Exploring Northeast Georgia
Who was William Bartram?
Living in Rabun County you may have come across a trail marker for the William Bartram Trail. But who was William Bartram and what was he doing in Northeast Georgia in 1775?
William Bartram was born in Kingsessing outside of Philadelphia on April 9th, 1739. He had a twin sister named Elizabeth. They were raised in a Quaker family and their father John, was America’s first professional botanist. William’s role model was his father and he was fortunate enough to be able to accompany his father, at the age of 26 on a trip to explore the wilds of Florida.
At that time Florida was newly acquired by Britain from Spain. As the King’s Botanist, John Bartram was commissioned to explore the flora and fauna of Florida. William and his father travelled to Charleston, South Carolina, Savannah and Augusta and then boated up the St John’s River in Florida.
Researching the life of William Bartram shows a man who was never content to work indoors. He loved the out of doors and exploring. He had many talents including writing and drawing and authored the book, “Travels”, which is still purchased and read today. He is known for his detailed descriptions of his natural surroundings as he travelled through the newly discovered southeastern areas of North America.
William Bartram and his father have been credited with discovering and naming the Fraser Magnolia. The Fraser Magnolia grows in a very small range in the mid-south Appalachian Mountains. The Bartrams named the tree after a well-known Scottish botanist, John Fraser.
Fraser Magnolia discovered in 1775 by Bartram
As a result of William Bartram’s well documented travels throughout Northeast Georgia we have a detailed account of the areas he visited. The Bartram trail covers 36.5 miles in Northeast Georgia and is well marked with historic markers such as this Historic Marker located on Warwoman Road, 2.7 miles east of Hwy 441 near Warwoman Dell.
We know from Bartram’s account of his travels that he crossed the Chattooga River and followed Warwoman Creek. He then headed through Courthouse Gap and followed Stekoa Creek to nearby Clayton. He then headed north through Rabun Gap. While reading accounts of his travels we realize that his journey was not without fear and difficulties. When we place his travels in the timeline of history we see that 1775 was just prior to the start of the Revolutionary War but also more importantly for Bartram, riding alone on horseback, this was a time not long after the Cherokee War which ended in 1761. The war had severely damaged the Cherokee Nation. Bartram was well aware of the bitterness the war had caused between the Cherokees and frontier settlers.

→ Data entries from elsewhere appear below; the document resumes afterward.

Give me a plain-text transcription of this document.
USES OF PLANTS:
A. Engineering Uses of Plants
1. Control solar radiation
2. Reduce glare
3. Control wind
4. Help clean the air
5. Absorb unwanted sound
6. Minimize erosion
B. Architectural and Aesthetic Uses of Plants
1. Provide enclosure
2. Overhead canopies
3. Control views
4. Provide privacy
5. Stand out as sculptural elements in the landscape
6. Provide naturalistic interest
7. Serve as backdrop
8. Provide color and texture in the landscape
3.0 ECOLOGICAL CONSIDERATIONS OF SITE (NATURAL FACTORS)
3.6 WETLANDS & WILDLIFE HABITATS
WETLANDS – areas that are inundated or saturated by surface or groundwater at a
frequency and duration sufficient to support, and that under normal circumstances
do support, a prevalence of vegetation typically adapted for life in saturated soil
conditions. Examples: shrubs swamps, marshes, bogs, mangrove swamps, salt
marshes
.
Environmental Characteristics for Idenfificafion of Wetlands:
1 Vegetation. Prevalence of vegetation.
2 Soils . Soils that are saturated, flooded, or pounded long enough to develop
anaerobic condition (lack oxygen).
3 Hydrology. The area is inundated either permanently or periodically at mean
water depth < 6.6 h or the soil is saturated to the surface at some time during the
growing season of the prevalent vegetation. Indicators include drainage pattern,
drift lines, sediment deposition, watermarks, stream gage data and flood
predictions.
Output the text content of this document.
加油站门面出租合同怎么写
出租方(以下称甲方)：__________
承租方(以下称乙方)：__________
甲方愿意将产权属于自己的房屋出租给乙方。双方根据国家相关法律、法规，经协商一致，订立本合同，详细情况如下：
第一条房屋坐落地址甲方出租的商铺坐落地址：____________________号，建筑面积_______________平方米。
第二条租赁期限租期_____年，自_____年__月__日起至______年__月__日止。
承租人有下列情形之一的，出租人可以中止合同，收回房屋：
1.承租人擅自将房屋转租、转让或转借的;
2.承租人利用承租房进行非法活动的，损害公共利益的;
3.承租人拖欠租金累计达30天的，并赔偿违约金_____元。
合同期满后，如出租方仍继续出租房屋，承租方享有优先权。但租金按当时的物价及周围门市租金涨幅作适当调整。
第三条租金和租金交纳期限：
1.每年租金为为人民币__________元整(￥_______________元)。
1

Bartram Trail in Northeast Georgia
Today, we might look back at William Bartram’s travels through Indian territories during war-torn times as risky at the least, especially on a mission to collect flowers and plants. However when we read the account of his journey in his book, “Travels”, we realize that he was well aware of the dangers ahead of him. However, history tells us that he was friendly and had a very deep respect for Native Americans.
William Bartram died at his home near Philadelphia on July 22nd 1823.